In PHP, I still had almost 15 more pounds to gain, and it was the most painful experience I have endured so far in my 19 years of life. By week 2, the level of fullness I felt after each meal left me almost unable to walk up to my room. There were nights when I couldn't sleep because of the pain. But I had one thing keeping me going: Goals. "No person should ever have to experience this. No one should ever believe the lies this world is told about 'health.' I'm going to help myself, and then I'm going to help them." My body was not wanting to reach the weight that the dietician had plotted based on my growth chart. However, my body eventually got there at 5 weeks, and after being discharged, my body naturally lowered to it's "set point," which is the normal range of weight that our individual bodies want to sit at. I was in PHP for 5 weeks before I was discharged.


(2023-Today) Phase 14: Recovery

April 27th, 2023: Day 1 (Out of Treatment)


I don't blame cheerleading for my anorexia. I don't blame social media for my anorexia. I don't blame Curly for my anorexia. I blame the power that my mind gave to others. I blame the genetics of my body that predisposed me to trauma and my generalized anxiety disorder. My brain has never just been a brain, but a powerhouse for creativity and therefore, creative self-destruction. My brain is healing the way that my heart eventually did. Today, I am enjoying my life as a full-time student in college, and eating the foods that I enjoy through a body that is officially: recovered. I've resumed seeing humans as beautiful again, without comparing my arms to theirs. I've resumed allowing friendships to form again, without allowing an imbalance to a relationship with myself. I can run, produce and share my music, balance my passions of psychology with film/TV, have my cake (and it eat it too.) I'm being treated for complex PTSD and my GAD; and, with every day, there is a new trophy achieved in overcoming the effects of these mental illnesses. I have officially moved back into my home state to earn my bachelors, soon masters, then doctorate; and I will dedicate the rest of my life to helping those who, just like me, believed that life was not a safe place.


Gina

 

BONUS: Affirmations for "Yes" People

  1. Just because someone responds negatively to what I say, does not deem it wrong to say.

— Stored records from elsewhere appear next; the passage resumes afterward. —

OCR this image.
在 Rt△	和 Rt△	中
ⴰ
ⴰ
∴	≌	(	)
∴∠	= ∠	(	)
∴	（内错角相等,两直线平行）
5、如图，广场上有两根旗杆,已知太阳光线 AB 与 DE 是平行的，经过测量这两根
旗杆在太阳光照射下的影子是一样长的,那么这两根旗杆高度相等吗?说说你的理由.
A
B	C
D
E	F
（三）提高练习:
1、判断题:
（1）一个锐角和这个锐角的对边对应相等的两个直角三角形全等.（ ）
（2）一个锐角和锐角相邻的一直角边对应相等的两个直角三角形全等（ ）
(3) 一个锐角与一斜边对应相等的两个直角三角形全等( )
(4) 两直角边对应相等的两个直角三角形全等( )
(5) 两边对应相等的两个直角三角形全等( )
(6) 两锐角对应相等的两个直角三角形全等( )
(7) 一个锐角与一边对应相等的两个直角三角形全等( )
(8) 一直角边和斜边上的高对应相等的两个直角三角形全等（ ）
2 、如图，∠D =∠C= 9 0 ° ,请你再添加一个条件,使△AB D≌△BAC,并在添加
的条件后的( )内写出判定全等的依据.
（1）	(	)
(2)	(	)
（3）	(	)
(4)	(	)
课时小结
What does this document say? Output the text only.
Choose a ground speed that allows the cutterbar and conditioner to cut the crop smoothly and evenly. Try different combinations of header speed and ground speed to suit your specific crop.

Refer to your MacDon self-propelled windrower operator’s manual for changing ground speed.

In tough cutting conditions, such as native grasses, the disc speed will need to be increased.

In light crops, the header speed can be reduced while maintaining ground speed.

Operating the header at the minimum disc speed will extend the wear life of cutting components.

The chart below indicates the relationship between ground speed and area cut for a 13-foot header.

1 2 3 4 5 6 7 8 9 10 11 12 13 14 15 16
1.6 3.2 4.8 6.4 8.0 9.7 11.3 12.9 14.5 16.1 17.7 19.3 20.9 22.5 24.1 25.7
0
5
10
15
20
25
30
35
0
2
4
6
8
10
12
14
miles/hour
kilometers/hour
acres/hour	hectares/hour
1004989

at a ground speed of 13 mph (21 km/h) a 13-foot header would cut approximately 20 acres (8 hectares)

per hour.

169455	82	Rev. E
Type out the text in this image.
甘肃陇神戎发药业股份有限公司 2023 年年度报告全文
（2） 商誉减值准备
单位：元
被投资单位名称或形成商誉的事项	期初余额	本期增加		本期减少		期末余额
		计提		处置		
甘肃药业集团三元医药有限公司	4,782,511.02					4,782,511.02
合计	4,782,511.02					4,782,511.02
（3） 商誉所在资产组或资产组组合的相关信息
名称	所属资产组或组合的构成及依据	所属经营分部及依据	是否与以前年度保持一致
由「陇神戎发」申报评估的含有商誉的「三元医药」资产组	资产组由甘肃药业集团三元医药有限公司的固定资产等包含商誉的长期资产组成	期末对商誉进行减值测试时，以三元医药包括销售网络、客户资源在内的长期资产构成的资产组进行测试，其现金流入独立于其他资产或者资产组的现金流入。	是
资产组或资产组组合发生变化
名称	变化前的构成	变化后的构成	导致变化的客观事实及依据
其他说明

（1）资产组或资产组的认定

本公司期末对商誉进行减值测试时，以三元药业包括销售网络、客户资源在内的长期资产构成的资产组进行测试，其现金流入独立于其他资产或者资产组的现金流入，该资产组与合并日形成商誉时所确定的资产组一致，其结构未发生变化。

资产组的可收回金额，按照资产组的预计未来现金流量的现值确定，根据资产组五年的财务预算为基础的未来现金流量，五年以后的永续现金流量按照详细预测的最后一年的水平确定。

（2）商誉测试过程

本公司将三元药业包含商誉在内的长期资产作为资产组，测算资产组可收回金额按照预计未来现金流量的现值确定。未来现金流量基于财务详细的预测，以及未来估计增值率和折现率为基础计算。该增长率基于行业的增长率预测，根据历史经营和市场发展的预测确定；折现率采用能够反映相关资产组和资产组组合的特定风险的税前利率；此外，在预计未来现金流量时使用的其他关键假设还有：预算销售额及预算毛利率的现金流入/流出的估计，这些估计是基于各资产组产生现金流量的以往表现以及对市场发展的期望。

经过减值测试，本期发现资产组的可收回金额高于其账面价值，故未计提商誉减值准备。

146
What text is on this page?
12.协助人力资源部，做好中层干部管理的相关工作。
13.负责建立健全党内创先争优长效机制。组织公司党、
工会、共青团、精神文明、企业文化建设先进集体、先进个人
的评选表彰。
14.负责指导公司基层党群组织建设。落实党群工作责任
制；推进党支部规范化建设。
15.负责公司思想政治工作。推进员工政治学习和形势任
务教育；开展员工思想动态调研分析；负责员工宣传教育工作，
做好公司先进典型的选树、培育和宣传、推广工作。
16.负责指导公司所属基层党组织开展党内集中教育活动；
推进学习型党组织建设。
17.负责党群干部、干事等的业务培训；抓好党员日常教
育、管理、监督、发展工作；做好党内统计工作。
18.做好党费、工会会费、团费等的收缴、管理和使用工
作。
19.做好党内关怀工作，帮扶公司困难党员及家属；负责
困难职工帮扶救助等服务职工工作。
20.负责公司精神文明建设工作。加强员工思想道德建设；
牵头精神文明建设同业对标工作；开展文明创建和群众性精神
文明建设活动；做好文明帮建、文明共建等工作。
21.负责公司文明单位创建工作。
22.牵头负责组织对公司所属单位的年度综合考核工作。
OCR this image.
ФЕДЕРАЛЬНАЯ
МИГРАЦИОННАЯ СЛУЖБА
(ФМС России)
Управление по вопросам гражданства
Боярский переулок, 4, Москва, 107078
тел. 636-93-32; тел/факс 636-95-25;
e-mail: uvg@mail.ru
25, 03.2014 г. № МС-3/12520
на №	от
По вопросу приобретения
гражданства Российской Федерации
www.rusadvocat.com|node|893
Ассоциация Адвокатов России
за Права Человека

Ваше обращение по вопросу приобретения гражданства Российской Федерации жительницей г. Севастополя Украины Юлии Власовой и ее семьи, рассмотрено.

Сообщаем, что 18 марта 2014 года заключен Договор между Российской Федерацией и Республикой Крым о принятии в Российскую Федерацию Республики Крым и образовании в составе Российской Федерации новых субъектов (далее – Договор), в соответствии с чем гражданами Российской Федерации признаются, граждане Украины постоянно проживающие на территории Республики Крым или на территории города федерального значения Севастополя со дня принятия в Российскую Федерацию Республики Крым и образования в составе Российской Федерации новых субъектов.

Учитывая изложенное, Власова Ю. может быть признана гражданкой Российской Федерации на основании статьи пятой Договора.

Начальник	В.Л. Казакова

  2. I'm allowed to take care of myself.

  3. I'm allowed to like myself without other people's approval.

  4. I don't owe anyone an apology for my refusal to comply with their desires, including sexual ones.

  5. My idea of beautiful does not have to align with other people's.

  6. I have not done anything in my life to deem me unworthy of happiness.

  7. I have the power to change to someone's life, including my own.